Kalergios was close enough to Morgenthau to attend a 2009 Police Athletic League dinner in honor of Morgenthau at the Pierre Hotel, which included Bill Clinton and Donald Trump.

At the time when Kalergios was working for Morgenthau, he was already working in waste management. In 2005 he founded his company Zeus Waste Management, which was mentioned in his most recent plea.

Morgenthau had previously filed dozens of indictments against the industry, accusing garbage hauliers of manipulating offers through trade groups controlled by the criminal families Gambino and Genovese.

In view of the Morgenthaus case and the new licensing requirements of the then Mayor Rudy Giuliani, many of these companies sold their interests to national companies – which has apparently created an opening for new players like Kalergios’ Zeus Waste Management who could manage to secure a license.

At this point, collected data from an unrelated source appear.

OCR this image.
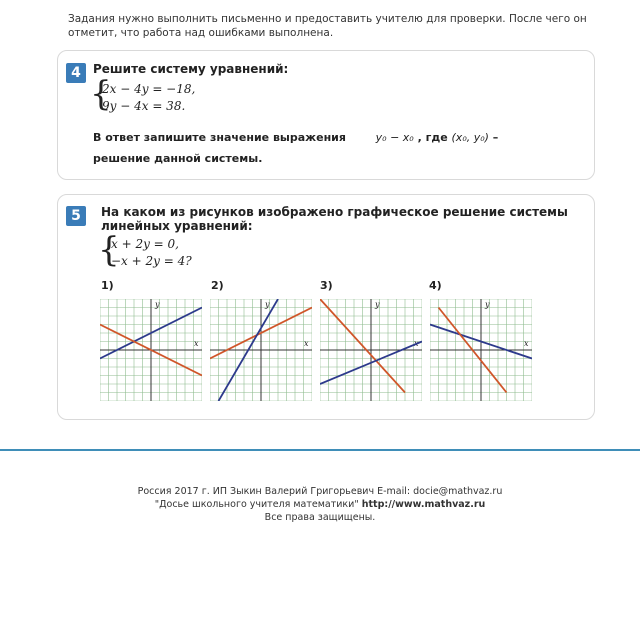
Задания нужно выполнить письменно и предоставить учителю для проверки. После чего он отметит, что работа над ошибками выполнена.
4	Решите систему уравнений:
{
2x − 4y = −18,
9y − 4x = 38.
В ответ запишите значение выражения	y₀ − x₀ , где (x₀, y₀) –
решение данной системы.
5	На каком из рисунков изображено графическое решение системы
линейных уравнений:
{
x + 2y = 0,
−x + 2y = 4?
1)	2)	3)	4)
x
y
x
y	y
x
y
Россия 2017 г. ИП Зыкин Валерий Григорьевич E-mail: docie@mathvaz.ru
"Досье школьного учителя математики" http://www.mathvaz.ru
Все права защищены.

It is unclear whether Morgenthau or the prosecutor’s office knew about Kalergios’ company.

Even after Kalergios retired in 2010, he continued to have close ties to the DA office: in June of this year he was pictured at a fundraiser for Vance in the home of the billionaire supermarket mogul and former mayoral candidate John Catsimatidis.

Since then, Kalergios has remained an active political donor. He has given tens of thousands of dollars to local candidates since 2005, according to a patch analysis of city and state campaign financial records.

Last month, mayoral candidate Scott Stringer and city control candidate David Weprin said they had returned their donations from Kalergios, the Queens Daily Eagle reported.

Kalergios also owns housing company Tres Construction and multi-service contractor EKB Services, Inc., both based in Queens, according to court records.

Kalergios was released last month on a $ 250,000 bond issue and was ordered not to travel outside of New York City, Long Island or Delaware County, New York, according to court records.